Before you file your application at the Small Claims Division, you should send the person who intend to sue a formal notice. In some cases, this is even compulsory.
You can write the formal notice yourself or ask a lawyer to write it for you. You must keep a copy and send the original by registered mail.
It is important to keep your copy of the formal notice, along with the confirmation of delivery provided by Canada Post.

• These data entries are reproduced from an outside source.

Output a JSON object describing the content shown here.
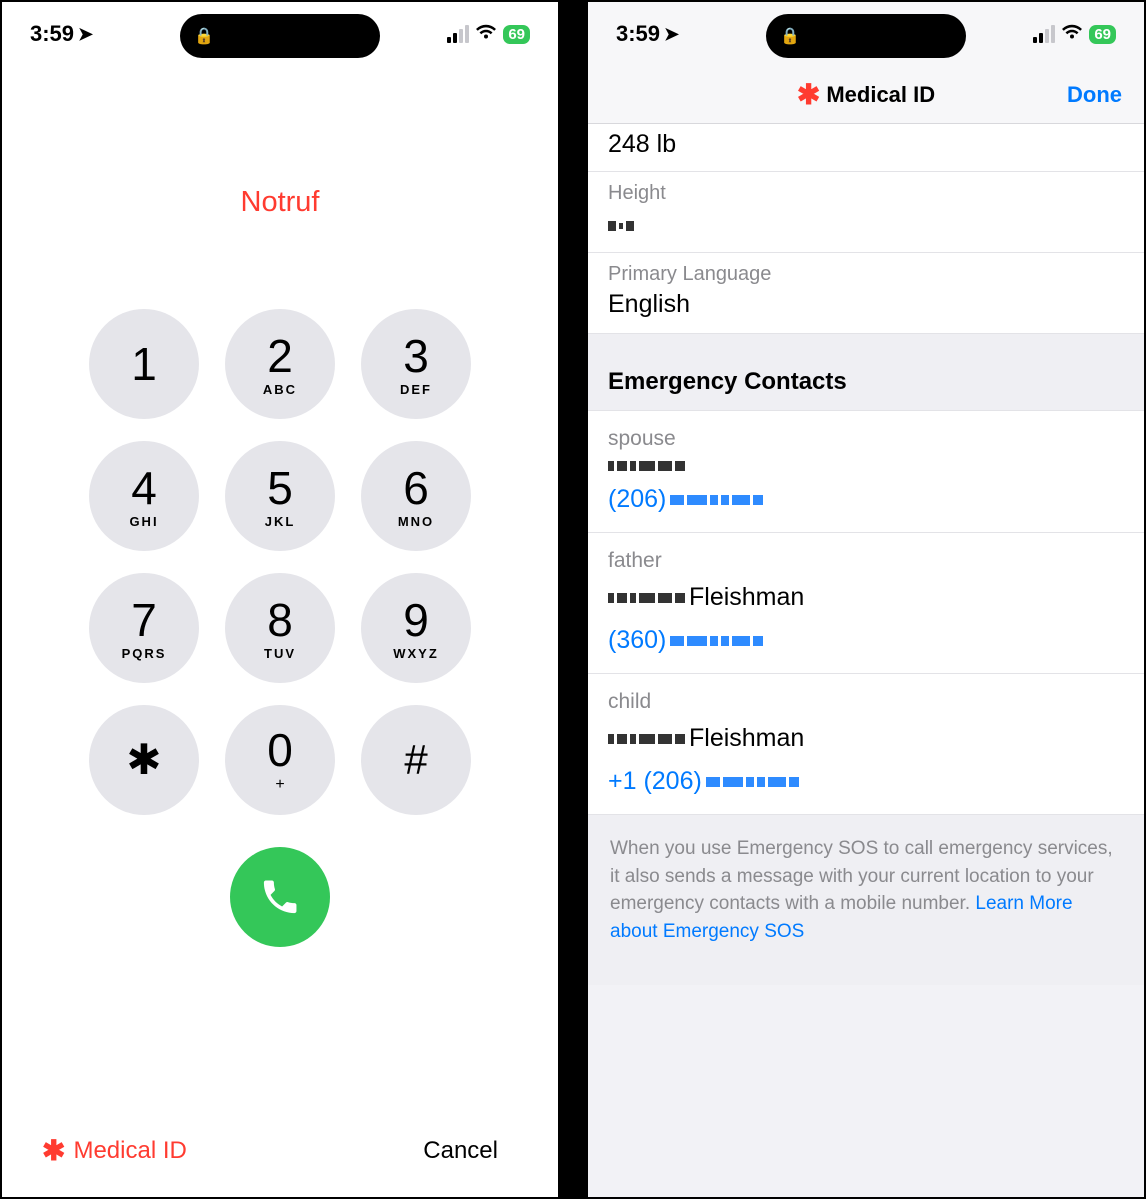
{
  "status": {
    "time": "3:59",
    "battery": "69"
  },
  "dialer": {
    "title": "Notruf",
    "keys": [
      {
        "d": "1",
        "l": ""
      },
      {
        "d": "2",
        "l": "ABC"
      },
      {
        "d": "3",
        "l": "DEF"
      },
      {
        "d": "4",
        "l": "GHI"
      },
      {
        "d": "5",
        "l": "JKL"
      },
      {
        "d": "6",
        "l": "MNO"
      },
      {
        "d": "7",
        "l": "PQRS"
      },
      {
        "d": "8",
        "l": "TUV"
      },
      {
        "d": "9",
        "l": "WXYZ"
      },
      {
        "d": "✱",
        "l": ""
      },
      {
        "d": "0",
        "l": "+"
      },
      {
        "d": "#",
        "l": ""
      }
    ],
    "medical_id_label": "Medical ID",
    "cancel_label": "Cancel"
  },
  "medid": {
    "nav_title": "Medical ID",
    "done_label": "Done",
    "weight_value": "248 lb",
    "height_label": "Height",
    "height_value": "",
    "lang_label": "Primary Language",
    "lang_value": "English",
    "contacts_header": "Emergency Contacts",
    "contacts": [
      {
        "rel": "spouse",
        "name_tail": "",
        "phone_prefix": "(206)"
      },
      {
        "rel": "father",
        "name_tail": "Fleishman",
        "phone_prefix": "(360)"
      },
      {
        "rel": "child",
        "name_tail": "Fleishman",
        "phone_prefix": "+1 (206)"
      }
    ],
    "footer_text": "When you use Emergency SOS to call emergency services, it also sends a message with your current location to your emergency contacts with a mobile number. ",
    "footer_link": "Learn More about Emergency SOS"
  }
}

This will allow you to prove that the formal notice was received by the intended recipient.
A formal notice is drawn up in the form of a letter, and must contain:
the date on which it was written;
the recipient’s name and address;
the heading “without prejudice”, which protects you in terms of the statements you make in the letter;
the words “formal notice” in the body of the letter, to ensure that the recipient is aware of its importance;
a summary of the dispute;
a time limit for settling the claim (in general, a period of 10 days is considered reasonable);
your contact information and signature.
Model for a formal notice
Place and date
Name and address of the intended recipient
I am writing to inform you that I am claiming the sum of $XX from you for the following reasons:
This letter constitutes formal notice to pay me the sum of $XX within ten days. Otherwise, I may take legal action against you immediately and without further notice.
I hereby inform you that I will consider any proposal for mediation or negotiation before referring the case to the courts.